Company makes profit of ₹12 and ₹16 per doll respectively on dolls A and B.
⇒ Profit Z = 12.x + 16y.
The production level of x + y should not exceed 1200.
⇒ x + y ≤ 1200
The production level of dolls of type A exceeds three times the production of dolls of type B by at most 600.
⇒ x – 3y ≤ 600
Demand for dolls of type B is at most half of that for dolls of type A.
⇒ y ≤ \(\frac{x}{2}\)
Thus, L.P.P. may be stated as:
To maximise
Z = 12x + 16y.
Constraints are x + y ≤ 1200, x – 3y ≤ 600, y ≤ \(\frac{x}{2}\), x, y ≥ 0.
(i) The line x + y = 1200 passes through A(1200, 0) and B(0, 1200)
Putting x = 0, y = 0 in x + y ≤ 1200, we get 0 ≤ 1200, which is true.
⇒ x + y ≤ 1200 lies on and below AB.
(ii) The line x – 3x = 600
passes through C(600, 0), D(0, – 200)
Putting x = 0, y = 0 in x – 3x ≤ 600,
we get 0 ≤ 600, which is true.
⇒ Origin lies in this region.
i. e., x – 3y ≤ 600 lies on and above CD.
(iii) y = \(\frac{x}{2}\) passes through (400, 200) and (0, 0).
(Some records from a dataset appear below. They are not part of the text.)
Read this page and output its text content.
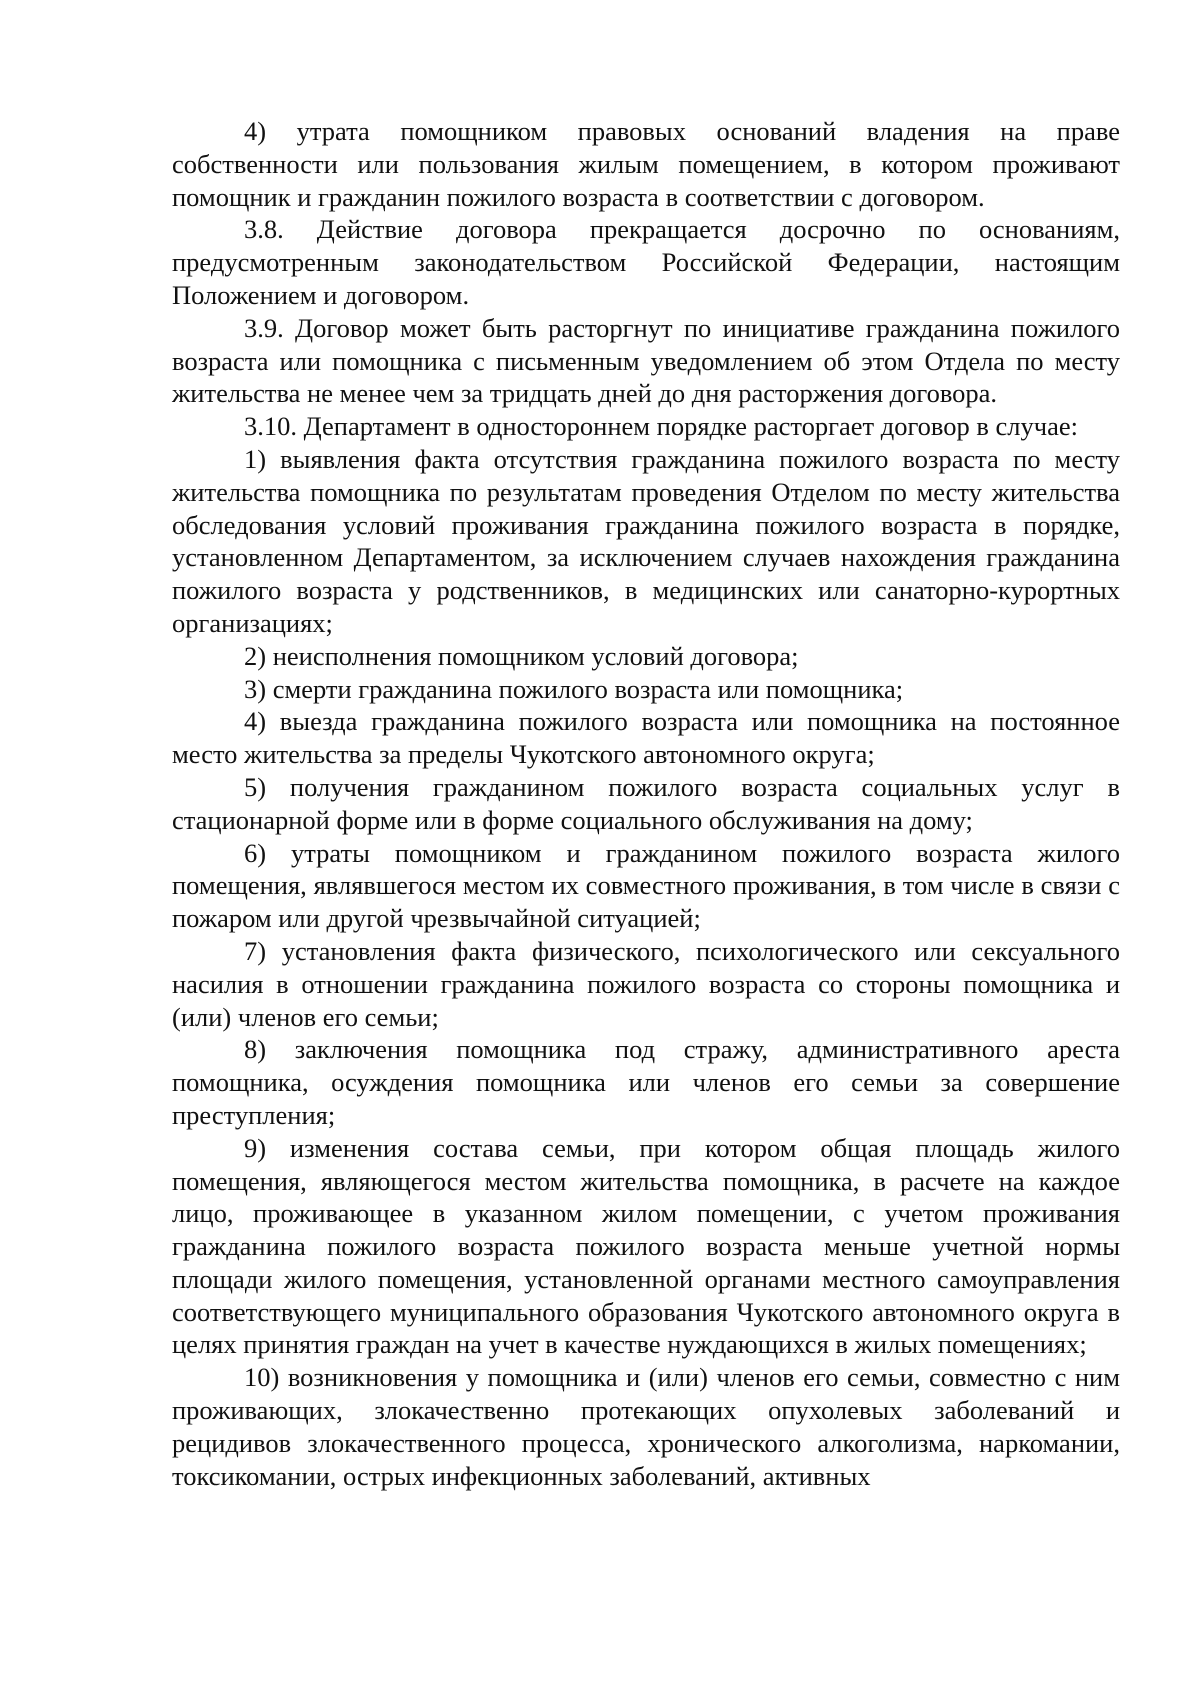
4) утрата помощником правовых оснований владения на праве собственности или пользования жилым помещением, в котором проживают помощник и гражданин пожилого возраста в соответствии с договором.

3.8. Действие договора прекращается досрочно по основаниям, предусмотренным законодательством Российской Федерации, настоящим Положением и договором.

3.9. Договор может быть расторгнут по инициативе гражданина пожилого возраста или помощника с письменным уведомлением об этом Отдела по месту жительства не менее чем за тридцать дней до дня расторжения договора.

3.10. Департамент в одностороннем порядке расторгает договор в случае:

1) выявления факта отсутствия гражданина пожилого возраста по месту жительства помощника по результатам проведения Отделом по месту жительства обследования условий проживания гражданина пожилого возраста в порядке, установленном Департаментом, за исключением случаев нахождения гражданина пожилого возраста у родственников, в медицинских или санаторно-курортных организациях;

2) неисполнения помощником условий договора;

3) смерти гражданина пожилого возраста или помощника;

4) выезда гражданина пожилого возраста или помощника на постоянное место жительства за пределы Чукотского автономного округа;

5) получения гражданином пожилого возраста социальных услуг в стационарной форме или в форме социального обслуживания на дому;

6) утраты помощником и гражданином пожилого возраста жилого помещения, являвшегося местом их совместного проживания, в том числе в связи с пожаром или другой чрезвычайной ситуацией;

7) установления факта физического, психологического или сексуального насилия в отношении гражданина пожилого возраста со стороны помощника и (или) членов его семьи;

8) заключения помощника под стражу, административного ареста помощника, осуждения помощника или членов его семьи за совершение преступления;

9) изменения состава семьи, при котором общая площадь жилого помещения, являющегося местом жительства помощника, в расчете на каждое лицо, проживающее в указанном жилом помещении, с учетом проживания гражданина пожилого возраста пожилого возраста меньше учетной нормы площади жилого помещения, установленной органами местного самоуправления соответствующего муниципального образования Чукотского автономного округа в целях принятия граждан на учет в качестве нуждающихся в жилых помещениях;

10) возникновения у помощника и (или) членов его семьи, совместно с ним проживающих, злокачественно протекающих опухолевых заболеваний и рецидивов злокачественного процесса, хронического алкоголизма, наркомании, токсикомании, острых инфекционных заболеваний, активных
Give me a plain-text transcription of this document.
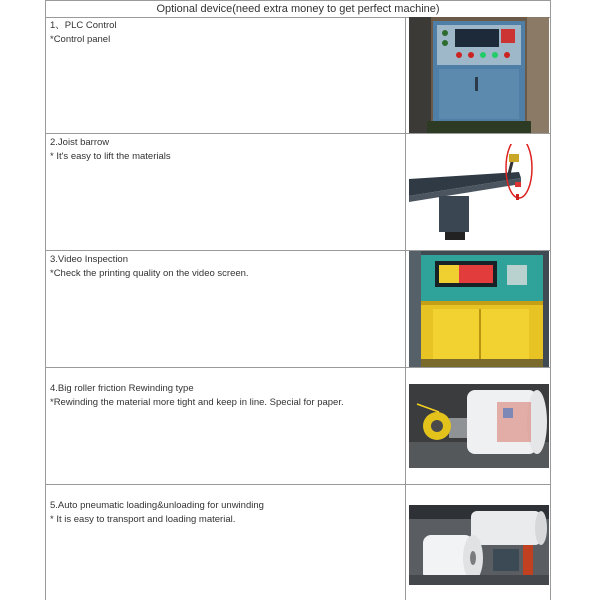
Optional device(need extra money to get perfect machine)
1、PLC Control
*Control panel
2.Joist barrow
* It's easy to lift the materials
3.Video Inspection
*Check the printing quality on the video screen.
4.Big roller friction Rewinding type
*Rewinding the material more tight and keep in line. Special for paper.
5.Auto pneumatic loading&unloading for unwinding
* It is easy to transport and loading material.
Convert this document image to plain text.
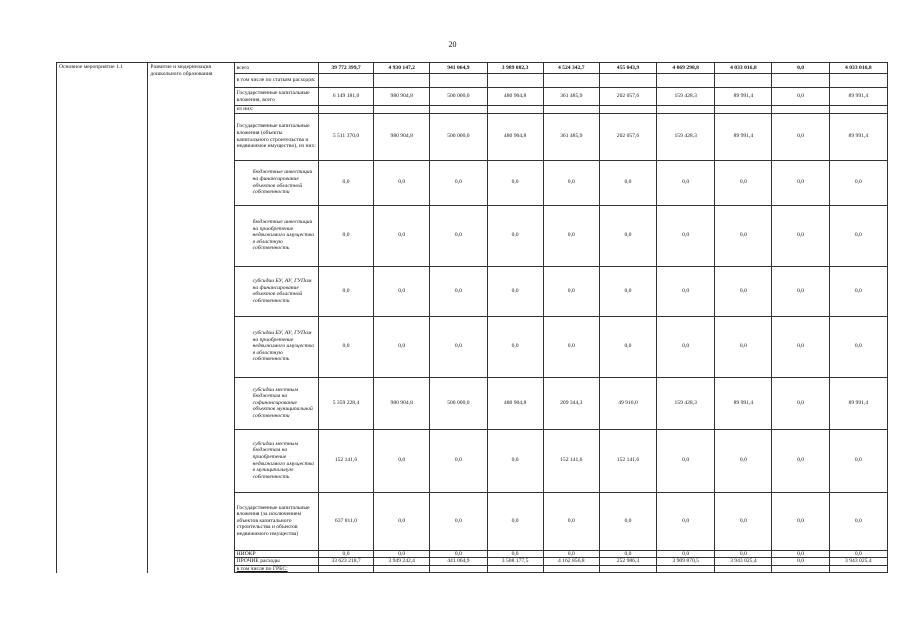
20
Основное мероприятие 1.1	Развитие и модернизация дошкольного образования	всего	39 772 399,7	4 930 147,2	941 064,9	3 989 082,3	4 524 342,7	455 043,9	4 069 298,8	4 033 016,8	0,0	4 033 016,8
		в том числе по статьям расходов:										
		Государственные капитальные вложения, всего	6 149 181,0	980 904,8	500 000,0	480 904,8	361 485,9	202 057,6	159 428,3	89 991,4	0,0	89 991,4
		из них:										
		Государственные капитальные вложения (объекты капитального строительства и недвижимое имущество), из них:	5 511 370,0	980 904,8	500 000,0	480 904,8	361 485,9	202 057,6	159 428,3	89 991,4	0,0	89 991,4
		бюджетные инвестиции на финансирование объектов областной собственности	0,0	0,0	0,0	0,0	0,0	0,0	0,0	0,0	0,0	0,0
		бюджетные инвестиции на приобретение недвижимого имущества в областную собственность	0,0	0,0	0,0	0,0	0,0	0,0	0,0	0,0	0,0	0,0
		субсидии БУ, АУ, ГУПам на финансирование объектов областной собственности	0,0	0,0	0,0	0,0	0,0	0,0	0,0	0,0	0,0	0,0
		субсидии БУ, АУ, ГУПам на приобретение недвижимого имущества в областную собственность	0,0	0,0	0,0	0,0	0,0	0,0	0,0	0,0	0,0	0,0
		субсидии местным бюджетам на софинансирование объектов муниципальной собственности	5 359 228,4	980 904,8	500 000,0	480 904,8	209 344,3	49 916,0	159 428,3	89 991,4	0,0	89 991,4
		субсидии местным бюджетам на приобретение недвижимого имущества в муниципальную собственность	152 141,6	0,0	0,0	0,0	152 141,6	152 141,6	0,0	0,0	0,0	0,0
		Государственные капитальные вложения (за исключением объектов капитального строительства и объектов недвижимого имущества)	637 811,0	0,0	0,0	0,0	0,0	0,0	0,0	0,0	0,0	0,0
		НИОКР	0,0	0,0	0,0	0,0	0,0	0,0	0,0	0,0	0,0	0,0
		ПРОЧИЕ расходы	33 623 218,7	3 949 242,4	441 064,9	3 508 177,5	4 162 856,8	252 986,3	3 909 870,5	3 943 025,4	0,0	3 943 025,4
		в том числе по ГРБС:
(iv) x ≥ 0 lies on and to the right of y-axis.
(v) y ≥ 0 lies on and above x-axis.
The shaded area PQCO represents the feasible region.
The point P is the intersection of the lines
x + y = 1200, y = \(\frac{x}{2}\)
Solving, we get the coordinates of P(800, 400).
The point Q is the intersection of the lines
x + y = 1200 …………… (1)
and x – 3y = 600 …………… (2)
Subtracting 4y = 600
⇒ y = 150
⇒ x = 1200 – 150 = 1050
∴ The point Q is (1050, 150).
The point C is (600, 0).
Objective function is Z = 12x + 16y.
At P(800, 400), Z = 9600 + 6400 = 16000
At Q(1050, 150), Z = 12 × 1050 + 16 × 150
= 12600 + 2400 = 15000.
At C(600, 0), Z = 12 × 600 + 0 = 7200
At 0(0, 0), Z = 0
⇒ Z is maximum at P(800, 400). The maximum value of Z is ₹16000.
Thus, to maximise the profit, 800 dolls of type A and 400 dolls of type B should be produced to get a maximum profit of ₹16000.